Spine

volumes, densities, and turnover rates were analyzed in 3D using custom software. Because spine addition rates can vary between cultures and experimental Doxorubicin price days, spine addition rates are reported as a percent of matched controls (calculated using all spines gained in the three posttreatment time points). Absolute spine addition and loss rates for all experiments are documented in Table S1. We prepared 1,000× stocks by dissolving MG132 (A.G. Scientific) and KN-93 (Tocris) in DMSO and bicuculline (Tocris), lactacystin (EMD Biochemicals), myristoylated PKI 14–22 amide (Tocris), Rp-cAMPS (Tocris), and CPP (Sigma) in water. Vehicle controls were matched in identity and volume to that in which the inhibitor was dissolved. When two drugs were applied, the vehicle consisted of the sum of the vehicles for both drugs. Slices were imaged at 30°C in magnesium-free ACSF containing 5 mM MNI-caged-glutamate. Image stacks were acquired immediately before and after the uncaging stimulus, which consisted of 50 pulses (720 nm, ∼12 mW at the sample) of 4 ms duration delivered at 5 Hz by parking

the beam at a point ∼0.5 μm from the edge of a secondary or tertiary apical dendrite. No more than four uncaging trials were performed on the same neuron. The success rate of de novo spine outgrowth was determined by two blind evaluators. Comparison of success rate across conditions was made by Fisher’s selleck exact test. Error bars represent standard error of the mean and significance was set at p = 0.05 (two-tailed t test, unless otherwise noted).
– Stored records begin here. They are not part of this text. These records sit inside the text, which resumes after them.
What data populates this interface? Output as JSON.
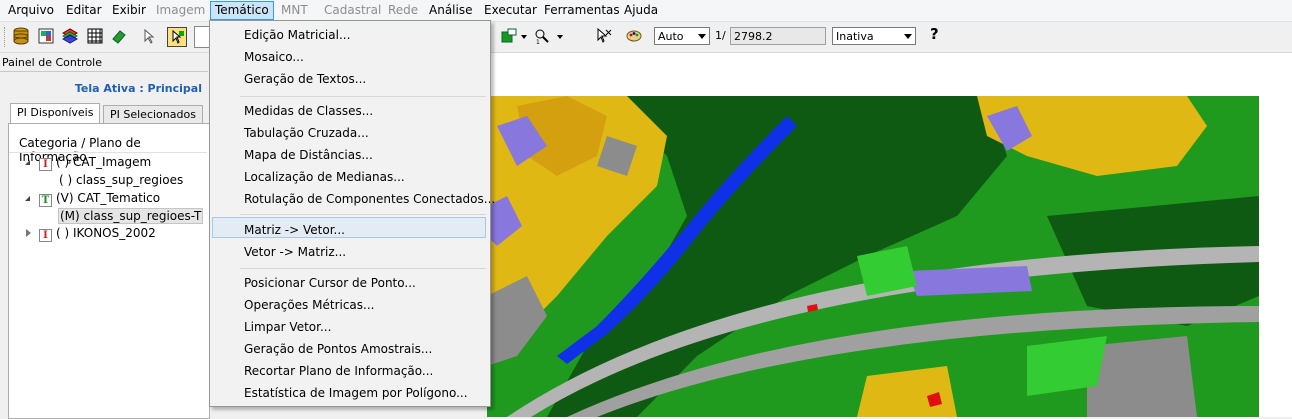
{
  "menubar": {
    "items": [
      {
        "label": "Arquivo",
        "enabled": true
      },
      {
        "label": "Editar",
        "enabled": true
      },
      {
        "label": "Exibir",
        "enabled": true
      },
      {
        "label": "Imagem",
        "enabled": false
      },
      {
        "label": "Temático",
        "enabled": true,
        "active": true
      },
      {
        "label": "MNT",
        "enabled": false
      },
      {
        "label": "Cadastral",
        "enabled": false
      },
      {
        "label": "Rede",
        "enabled": false
      },
      {
        "label": "Análise",
        "enabled": true
      },
      {
        "label": "Executar",
        "enabled": true
      },
      {
        "label": "Ferramentas",
        "enabled": true
      },
      {
        "label": "Ajuda",
        "enabled": true
      }
    ]
  },
  "toolbar": {
    "zoom_mode": "Auto",
    "scale_prefix": "1/",
    "scale_value": "2798.2",
    "state": "Inativa",
    "help_icon": "question-mark-icon"
  },
  "panel": {
    "title": "Painel de Controle",
    "active_view": "Tela Ativa : Principal",
    "tabs": [
      "PI Disponíveis",
      "PI Selecionados"
    ],
    "tree_header": "Categoria / Plano de Informação",
    "tree": [
      {
        "marker": "I",
        "label": "( ) CAT_Imagem",
        "expanded": true
      },
      {
        "label": "( ) class_sup_regioes"
      },
      {
        "marker": "T",
        "label": "(V) CAT_Tematico",
        "expanded": true
      },
      {
        "label": "(M) class_sup_regioes-T",
        "selected": true
      },
      {
        "marker": "I",
        "label": "( ) IKONOS_2002",
        "expanded": false
      }
    ]
  },
  "dropdown": {
    "groups": [
      [
        "Edição Matricial...",
        "Mosaico...",
        "Geração de Textos..."
      ],
      [
        "Medidas de Classes...",
        "Tabulação Cruzada...",
        "Mapa de Distâncias...",
        "Localização de Medianas...",
        "Rotulação de Componentes Conectados..."
      ],
      [
        "Matriz -> Vetor...",
        "Vetor -> Matriz..."
      ],
      [
        "Posicionar Cursor de Ponto...",
        "Operações Métricas...",
        "Limpar Vetor...",
        "Geração de Pontos Amostrais...",
        "Recortar Plano de Informação...",
        "Estatística de Imagem por Polígono..."
      ]
    ],
    "highlighted": "Matriz -> Vetor..."
  },
  "map_colors": {
    "dark_green": "#0f5a12",
    "green": "#1f9a1f",
    "light_green": "#33cc33",
    "yellow": "#e0b814",
    "water": "#1030e8",
    "purple": "#8877dd",
    "gray": "#8c8c8c",
    "light_gray": "#b4b4b4",
    "red": "#e01010"
  }
}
All statistics were calculated across cells. ∗p < 0.05 and ∗∗p <

0.001. We thank Judy Callis, Aldrin Gomes, and Jim Trimmer for advice and reagents; Lauren Boudewyn, Julie Heiner, and Sarah Mikula for help with experiments and analysis; and Elva Diaz, Jim Trimmer, and Georgia Woods for critical reading of the manuscript. This work was supported by a Burroughs Wellcome Career Award in the Biomedical Sciences (K.Z.), an NSF CAREER Award (0845285 K.Z. and H.V.R.), and the NIH (T32GM007377 A.M.H.; MARC-GM083894 H.V.R.; NS062736 K.Z., A.M.H., Sitaxentan and H.V.R.; NS054732 G.N.P.; AG017502 J.W.H. and I.S.S.). H.V.R. was a participant in the BUSP Program (supported by NIH-IMSD GM056765, HHMI 52005892). “
“Huntington’s disease (HD) is an autosomal dominant neurodegenerative disease caused by a CAG expansion in exon 1 of the huntingtin gene (Huntington’s Disease Collaborative Research Group, 1993). This mutation translates into an elongated glutamine tract in the N terminus of the huntingtin protein. Patients with HD display progressive movement dysfunction, including hyperkinetic involuntary movements, chorea, and dystonia, as well as cognitive impairments. Presently, there is no effective treatment for HD. The majority of potential therapies now under development are aimed at ameliorating symptoms of one of several proposed molecular consequences of mutant huntingtin, i.e.